Bodhisattva Padmapani fresco in one of the temples Ajanta. Cave l, is one of the finest monasteries and the interior paintings here, are among the greatest at Ajanta. Graciously posed Bodhisattva namely Padmapani with elaborate headdresses flanks the antechamber doorway. Padmapāni (“Holder of the Lotus”), a female bodhisattva who embodies the compassion of all Buddhas, who gazes down (at the world). Om Mani Padme Hum.


‘Sravasti Miracle, Cave 2, Ajanta Caves, Aurangabad, Maharashtra’. Watercolour & Ink. 8” x 11”.

Cave 2: Sravasti Miracle Here Buddha is shown in multiple forms. Ajanta Caves, Aurangabad, Maharashtra, India. relief depicts an episode from the “Great Miracle of Sravasti”: the historical Buddha Shakyâmuni gives a display of his power by performing miracles before a gathering of heretical masters.


‘Tiger Hunt’. Watercolour & Ink. 8” x 11”.

A tiger is a large fierce animal belonging to the cat family. Tigers are in crisis in India. The Bengal tiger is classified as endangered by the IUCN; it has been predicted all tigers may become extinct in the wild within the next decade.

In this Rajput miniature some tigers are hunted with speers; some on foot, others from machans. Tiger hunting is dangerous for both parties. There are several hunters accompany perhaps the Maharaja, and the prey run through a bright green landscape, partially covered in small trees, with a river and rocs running through the middle.

Tigers were in that time seen as trophies and were thought to bring valour and prestige. The British loved to hunt Tiger, just like the Mughals did; it had been a Royal Sport for centuries.

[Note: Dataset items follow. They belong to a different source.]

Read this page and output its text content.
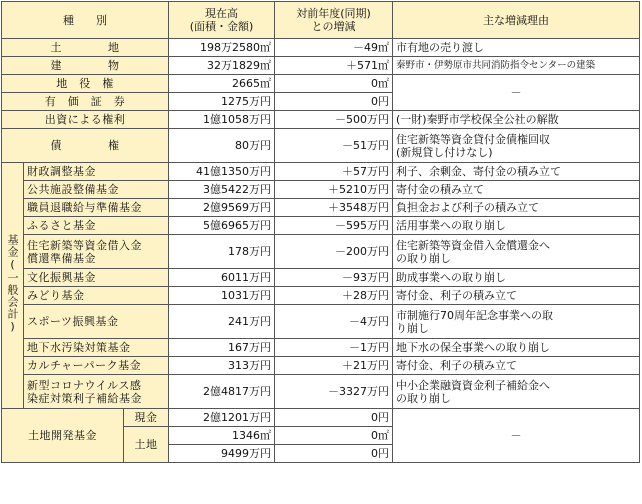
種　　別			現在高
(面積・金額)	対前年度(同期)
との増減	主な増減理由
土　　　　地			198万2580㎡	－49㎡	市有地の売り渡し
建　　　　物			32万1829㎡	＋571㎡	秦野市・伊勢原市共同消防指令センターの建築
地　役　権			2665㎡	0㎡	－
有　価　証　券			1275万円	0円	
出資による権利			1億1058万円	－500万円	(一財)秦野市学校保全公社の解散
債　　　　権			80万円	－51万円	住宅新築等資金貸付金債権回収
(新規貸し付けなし)
基金(一般会計)	財政調整基金		41億1350万円	＋57万円	利子、余剰金、寄付金の積み立て
	公共施設整備基金		3億5422万円	＋5210万円	寄付金の積み立て
	職員退職給与準備基金		2億9569万円	＋3548万円	負担金および利子の積み立て
	ふるさと基金		5億6965万円	－595万円	活用事業への取り崩し
	住宅新築等資金借入金
償還準備基金		178万円	－200万円	住宅新築等資金借入金償還金へ
の取り崩し
	文化振興基金		6011万円	－93万円	助成事業への取り崩し
	みどり基金		1031万円	＋28万円	寄付金、利子の積み立て
	スポーツ振興基金		241万円	－4万円	市制施行70周年記念事業への取
り崩し
	地下水汚染対策基金		167万円	－1万円	地下水の保全事業への取り崩し
	カルチャーパーク基金		313万円	＋21万円	寄付金、利子の積み立て
	新型コロナウイルス感
染症対策利子補給基金		2億4817万円	－3327万円	中小企業融資資金利子補給金へ
の取り崩し
土地開発基金		現金	2億1201万円	0円	－
		土地	1346㎡	0㎡	
			9499万円	0円	
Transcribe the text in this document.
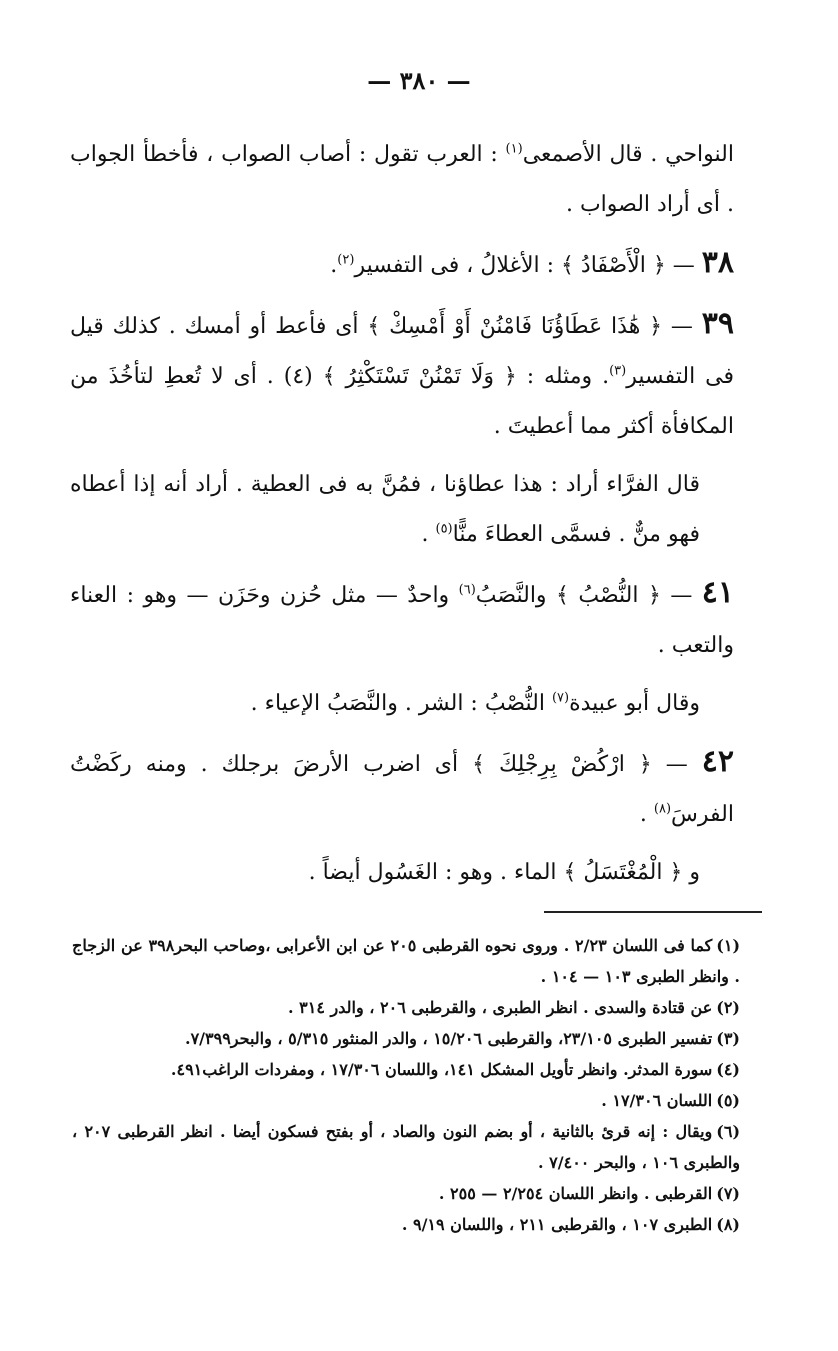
— ٣٨٠ —

النواحي . قال الأصمعى$^{(١)}$ : العرب تقول : أصاب الصواب ، فأخطأ الجواب . أى أراد الصواب .

٣٨ — ﴿ الْأَصْفَادُ ﴾ : الأغلالُ ، فى التفسير$^{(٢)}$.

٣٩ — ﴿ هَٰذَا عَطَاؤُنَا فَامْنُنْ أَوْ أَمْسِكْ ﴾ أى فأعط أو أمسك . كذلك قيل فى التفسير$^{(٣)}$. ومثله : ﴿ وَلَا تَمْنُنْ تَسْتَكْثِرُ ﴾ (٤) . أى لا تُعطِ لتأخُذَ من المكافأة أكثر مما أعطيتَ .

قال الفرَّاء أراد : هذا عطاؤنا ، فمُنَّ به فى العطية . أراد أنه إذا أعطاه فهو منٌّ . فسمَّى العطاءَ منًّا$^{(٥)}$ .

٤١ — ﴿ النُّصْبُ ﴾ والنَّصَبُ$^{(٦)}$ واحدٌ — مثل حُزن وحَزَن — وهو : العناء والتعب .

وقال أبو عبيدة$^{(٧)}$ النُّصْبُ : الشر . والنَّصَبُ الإعياء .

٤٢ — ﴿ ارْكُضْ بِرِجْلِكَ ﴾ أى اضرب الأرضَ برجلك . ومنه ركَضْتُ الفرسَ$^{(٨)}$ .

و ﴿ الْمُغْتَسَلُ ﴾ الماء . وهو : الغَسُول أيضاً .

(١)كما فى اللسان ٢/٢٣ . وروى نحوه القرطبى ٢٠٥ عن ابن الأعرابى ،وصاحب البحر٣٩٨ عن الزجاج . وانظر الطبرى ١٠٣ — ١٠٤ .

(٢)عن قتادة والسدى . انظر الطبرى ، والقرطبى ٢٠٦ ، والدر ٣١٤ .

(٣)تفسير الطبرى ٢٣/١٠٥، والقرطبى ١٥/٢٠٦ ، والدر المنثور ٥/٣١٥ ، والبحر٧/٣٩٩.

(٤)سورة المدثر. وانظر تأويل المشكل ١٤١، واللسان ١٧/٣٠٦ ، ومفردات الراغب٤٩١.

(٥)اللسان ١٧/٣٠٦ .

(٦)ويقال : إنه قرئ بالثانية ، أو بضم النون والصاد ، أو بفتح فسكون أيضا . انظر القرطبى ٢٠٧ ، والطبرى ١٠٦ ، والبحر ٧/٤٠٠ .

(٧)القرطبى . وانظر اللسان ٢/٢٥٤ — ٢٥٥ .

(٨)الطبرى ١٠٧ ، والقرطبى ٢١١ ، واللسان ٩/١٩ .
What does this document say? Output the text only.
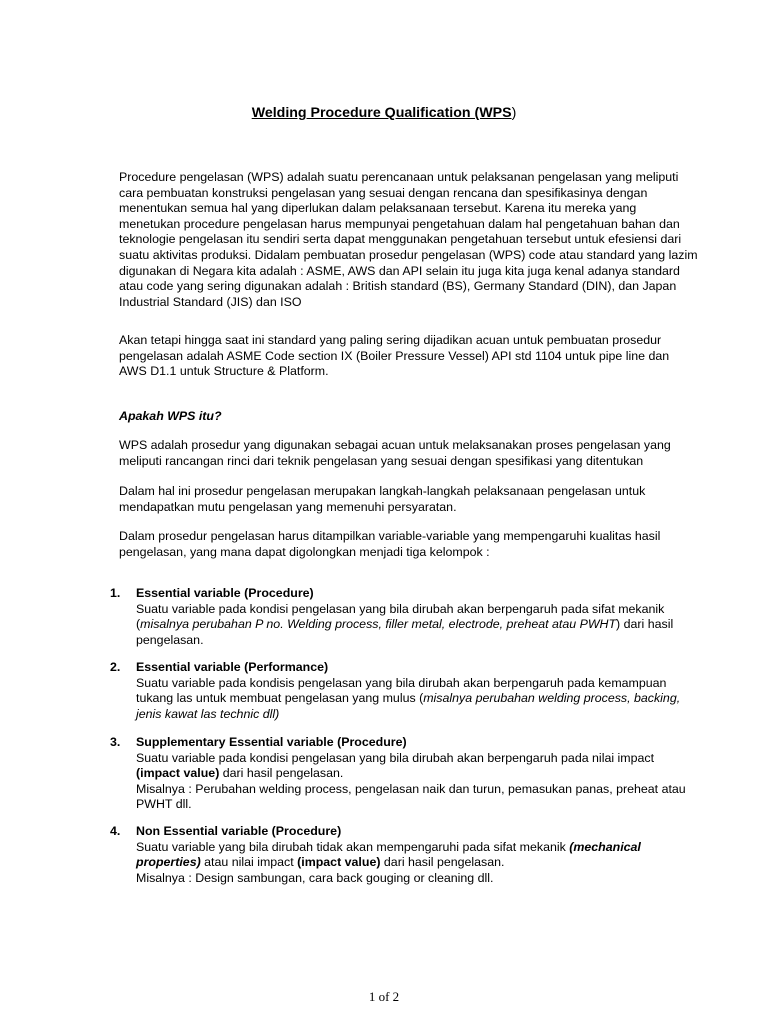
Welding Procedure Qualification (WPS)

Procedure pengelasan (WPS) adalah suatu perencanaan untuk pelaksanan pengelasan yang meliputi cara pembuatan konstruksi pengelasan yang sesuai dengan rencana dan spesifikasinya dengan menentukan semua hal yang diperlukan dalam pelaksanaan tersebut. Karena itu mereka yang menetukan procedure pengelasan harus mempunyai pengetahuan dalam hal pengetahuan bahan dan teknologie pengelasan itu sendiri serta dapat menggunakan pengetahuan tersebut untuk efesiensi dari suatu aktivitas produksi. Didalam pembuatan prosedur pengelasan (WPS) code atau standard yang lazim digunakan di Negara kita adalah : ASME, AWS dan API selain itu juga kita juga kenal adanya standard atau code yang sering digunakan adalah : British standard (BS), Germany Standard (DIN), dan Japan Industrial Standard (JIS) dan ISO

Akan tetapi hingga saat ini standard yang paling sering dijadikan acuan untuk pembuatan prosedur pengelasan adalah ASME Code section IX (Boiler Pressure Vessel) API std 1104 untuk pipe line dan AWS D1.1 untuk Structure & Platform.

Apakah WPS itu?

WPS adalah prosedur yang digunakan sebagai acuan untuk melaksanakan proses pengelasan yang meliputi rancangan rinci dari teknik pengelasan yang sesuai dengan spesifikasi yang ditentukan

Dalam hal ini prosedur pengelasan merupakan langkah-langkah pelaksanaan pengelasan untuk mendapatkan mutu pengelasan yang memenuhi persyaratan.

Dalam prosedur pengelasan harus ditampilkan variable-variable yang mempengaruhi kualitas hasil pengelasan, yang mana dapat digolongkan menjadi tiga kelompok :

1.	Essential variable (Procedure)
Suatu variable pada kondisi pengelasan yang bila dirubah akan berpengaruh pada sifat mekanik (misalnya perubahan P no. Welding process, filler metal, electrode, preheat atau PWHT) dari hasil pengelasan.
2.	Essential variable (Performance)
Suatu variable pada kondisis pengelasan yang bila dirubah akan berpengaruh pada kemampuan tukang las untuk membuat pengelasan yang mulus (misalnya perubahan welding process, backing, jenis kawat las technic dll)
3.	Supplementary Essential variable (Procedure)
Suatu variable pada kondisi pengelasan yang bila dirubah akan berpengaruh pada nilai impact (impact value) dari hasil pengelasan.
Misalnya : Perubahan welding process, pengelasan naik dan turun, pemasukan panas, preheat atau PWHT dll.
4.	Non Essential variable (Procedure)
Suatu variable yang bila dirubah tidak akan mempengaruhi pada sifat mekanik (mechanical properties) atau nilai impact (impact value) dari hasil pengelasan.
Misalnya : Design sambungan, cara back gouging or cleaning dll.
1 of 2
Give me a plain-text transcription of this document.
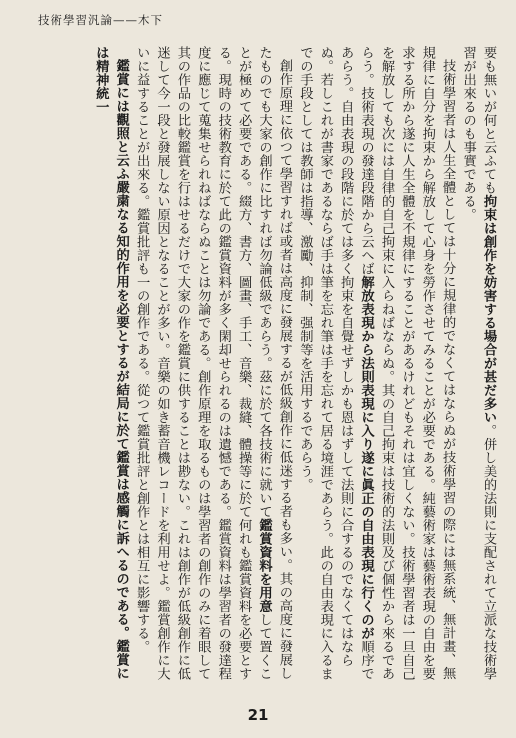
技術學習汎論——木下

要も無いが何と云ふても拘束は創作を妨害する場合が甚だ多い。併し美的法則に支配されて立派な技術學習が出來るのも事實である。

技術學習者は人生全體としては十分に規律的でなくてはならぬが技術學習の際には無系統、無計畫、無規律に自分を拘束から解放して心身を勞作させてみることが必要である。純藝術家は藝術表現の自由を要求する所から遂に人生全體を不規律にすることがあるけれどもそれは宜しくない。技術學習者は一旦自己を解放しても次には自律的自己拘束に入らねばならぬ。其の自己拘束は技術的法則及び個性から來るであらう。技術表現の發達段階から云へば解放表現から法則表現に入り遂に眞正の自由表現に行くのが順序であらう。自由表現の段階に於ては多く拘束を自覺せずしかも恩はずして法則に合するのでなくてはならぬ。若しこれが書家であるならば手は筆を忘れ筆は手を忘れて居る境涯であらう。此の自由表現に入るまでの手段としては教師は指導、激勵、抑制、强制等を活用するであらう。

創作原理に依つて學習すれば或者は高度に發展するが低級創作に低迷する者も多い。其の高度に發展したものでも大家の創作に比すれば勿論低級であらう。茲に於て各技術に就いて鑑賞資料を用意して置くことが極めて必要である。綴方、書方、圖畫、手工、音樂、裁縫、體操等に於て何れも鑑賞資料を必要とする。現時の技術教育に於て此の鑑賞資料が多く閑却せられるのは遺憾である。鑑賞資料は學習者の發達程度に應じて蒐集せられねばならぬことは勿論である。創作原理を取るものは學習者の創作のみに着眼して其の作品の比較鑑賞を行はせるだけで大家の作を鑑賞に供することは尠ない。これは創作が低級創作に低迷して今一段と發展しない原因となることが多い。音樂の如き蓄音機レコードを利用せよ。鑑賞創作に大いに益することが出來る。鑑賞批評も一の創作である。從つて鑑賞批評と創作とは相互に影響する。

鑑賞には觀照と云ふ嚴粛なる知的作用を必要とするが結局に於て鑑賞は感觸に訴へるのである。鑑賞には精神統一

21
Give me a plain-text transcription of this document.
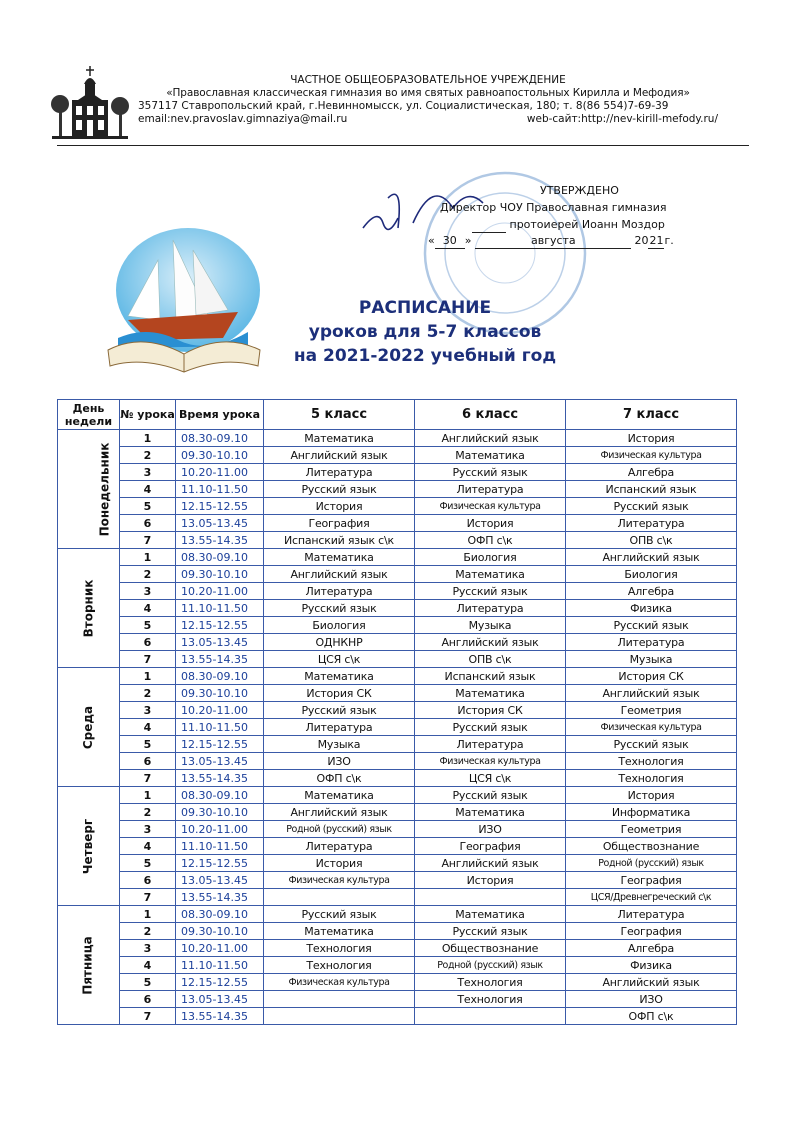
ЧАСТНОЕ ОБЩЕОБРАЗОВАТЕЛЬНОЕ УЧРЕЖДЕНИЕ
«Православная классическая гимназия во имя святых равноапостольных Кирилла и Мефодия»
357117 Ставропольский край, г.Невинномысск, ул. Социалистическая, 180; т. 8(86 554)7-69-39
email:nev.pravoslav.gimnaziya@mail.ru	web-сайт:http://nev-kirill-mefody.ru/
УТВЕРЖДЕНО
Директор ЧОУ Православная гимназия
протоиерей Иоанн Моздор
« 30 »	августа	2021г.
РАСПИСАНИЕ
уроков для 5-7 классов
на 2021-2022 учебный год
День недели	№ урока	Время урока	5 класс	6 класс	7 класс
Понедельник	1	08.30-09.10	Математика	Английский язык	История
	2	09.30-10.10	Английский язык	Математика	Физическая культура
	3	10.20-11.00	Литература	Русский язык	Алгебра
	4	11.10-11.50	Русский язык	Литература	Испанский язык
	5	12.15-12.55	История	Физическая культура	Русский язык
	6	13.05-13.45	География	История	Литература
	7	13.55-14.35	Испанский язык с\к	ОФП с\к	ОПВ с\к
Вторник	1	08.30-09.10	Математика	Биология	Английский язык
	2	09.30-10.10	Английский язык	Математика	Биология
	3	10.20-11.00	Литература	Русский язык	Алгебра
	4	11.10-11.50	Русский язык	Литература	Физика
	5	12.15-12.55	Биология	Музыка	Русский язык
	6	13.05-13.45	ОДНКНР	Английский язык	Литература
	7	13.55-14.35	ЦСЯ с\к	ОПВ с\к	Музыка
Среда	1	08.30-09.10	Математика	Испанский язык	История СК
	2	09.30-10.10	История СК	Математика	Английский язык
	3	10.20-11.00	Русский язык	История СК	Геометрия
	4	11.10-11.50	Литература	Русский язык	Физическая культура
	5	12.15-12.55	Музыка	Литература	Русский язык
	6	13.05-13.45	ИЗО	Физическая культура	Технология
	7	13.55-14.35	ОФП с\к	ЦСЯ с\к	Технология
Четверг	1	08.30-09.10	Математика	Русский язык	История
	2	09.30-10.10	Английский язык	Математика	Информатика
	3	10.20-11.00	Родной (русский) язык	ИЗО	Геометрия
	4	11.10-11.50	Литература	География	Обществознание
	5	12.15-12.55	История	Английский язык	Родной (русский) язык
	6	13.05-13.45	Физическая культура	История	География
	7	13.55-14.35			ЦСЯ/Древнегреческий с\к
Пятница	1	08.30-09.10	Русский язык	Математика	Литература
	2	09.30-10.10	Математика	Русский язык	География
	3	10.20-11.00	Технология	Обществознание	Алгебра
	4	11.10-11.50	Технология	Родной (русский) язык	Физика
	5	12.15-12.55	Физическая культура	Технология	Английский язык
	6	13.05-13.45		Технология	ИЗО
	7	13.55-14.35			ОФП с\к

In this minature, the tigers appear to be doing a good job at finishing off the hunters, yet it remains to be seen.


‘Victoria Memorial, Calutta’. Watercolour & Ink. 8” x 11”.

The Victoria Memorial is a large marble building in Kolkata (formerly Calcutta), West Bengal, India, which was built between 1906 and 1921. It is dedicated to the memory of Queen Victoria (1819–1901) and is now a museum.The memorial lies on the maidan (grounds) by the bank of the Hooghly River, near Jawaharlal Nehru road.